Tom, was nervous of his mother’s smile. It wasn’t an expression he saw often and it usually boded ill for someone, so he asked tentatively, ‘What did the garda want?’
‘He came to tell me the thing I have wished for many a year,’ Biddy said. ‘Your sister, Nuala, and her husband have both been killed in a car crash in Birmingham.’

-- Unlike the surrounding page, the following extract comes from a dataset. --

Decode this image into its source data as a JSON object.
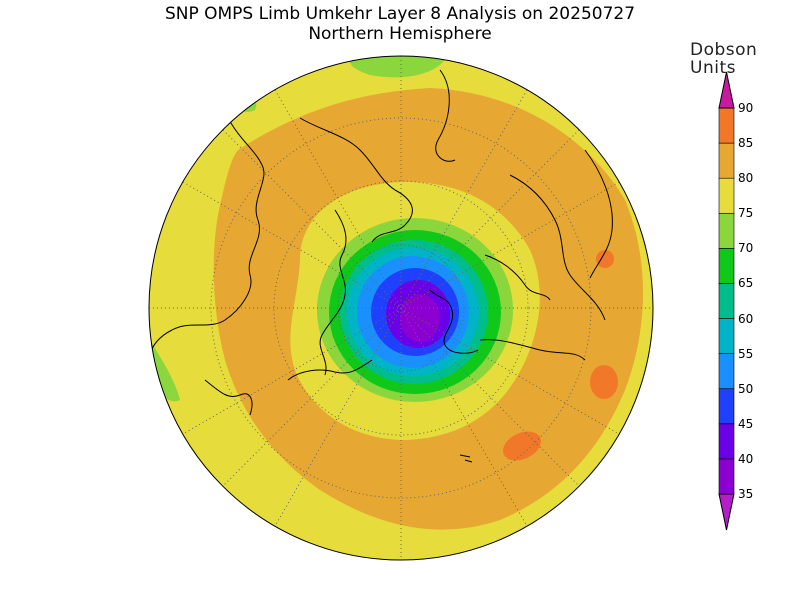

Tom felt a momentary pang of regret and sadness. The eldest boy, he had been twelve when Nuala was born, had left school and was already working in the fields with his father from dawn to dusk. He well remembered the tiny, wee child and how she had grown up so slight and fine-boned she was like a little doll. Biddy had never let the boys play with their little sister, but she hadn’t needed to say that to him, he wouldn’t have dreamed of playing with her, he knew his hands were too big and too rough.
And now she was gone, killed in a car crash, and his mother saying it was what she had wished for years. His mother was a strange one, all right, but what she had said this time was just downright wicked.
Tom seldom argued with his mother, but this time he burst out, ‘Mammy, that’s a dreadful thing to say.’
‘She killed your daddy.’
‘You can’t be certain of that,’ Tom protested. ‘And even if it was her news that hastened Daddy’s death, she didn’t know. It wasn’t her fault.’
‘Well, I think differently and I am glad that she has got her just deserts at last,’ Biddy said with an emphatic nod of her head. ‘And if you have eaten your fill, shouldn’t you be about your duties and not standing arguing the toss with me?’
Tom knew there was no use talking to his mother when she used that tone – he would be wasting time trying – so with a sigh he went back outside. And when a little later, he saw her scurrying away from the house, he didn’t bother calling out to her and ask her where she was bound for because he knew she probably wouldn’t tell him.
And she didn’t tell him until he had finished the evening milking and was sitting at the table eating a bowl of porridge his mother had made for supper and then her words so astounded him his mouth dropped open. ‘You are going to Birmingham tomorrow,’ he repeated.
‘That’s right.’
‘But have you even got the address?’
‘Aye, the guard gave it to me. I suppose I can ask for directions when I am there. I sent a telegram for them to expect me anyway.’
‘But, Mammy, what are you going for?’
‘Why shouldn’t I go?’
‘Because you never did when Nuala was alive,’ Tom said. ‘Why go now when she is dead?’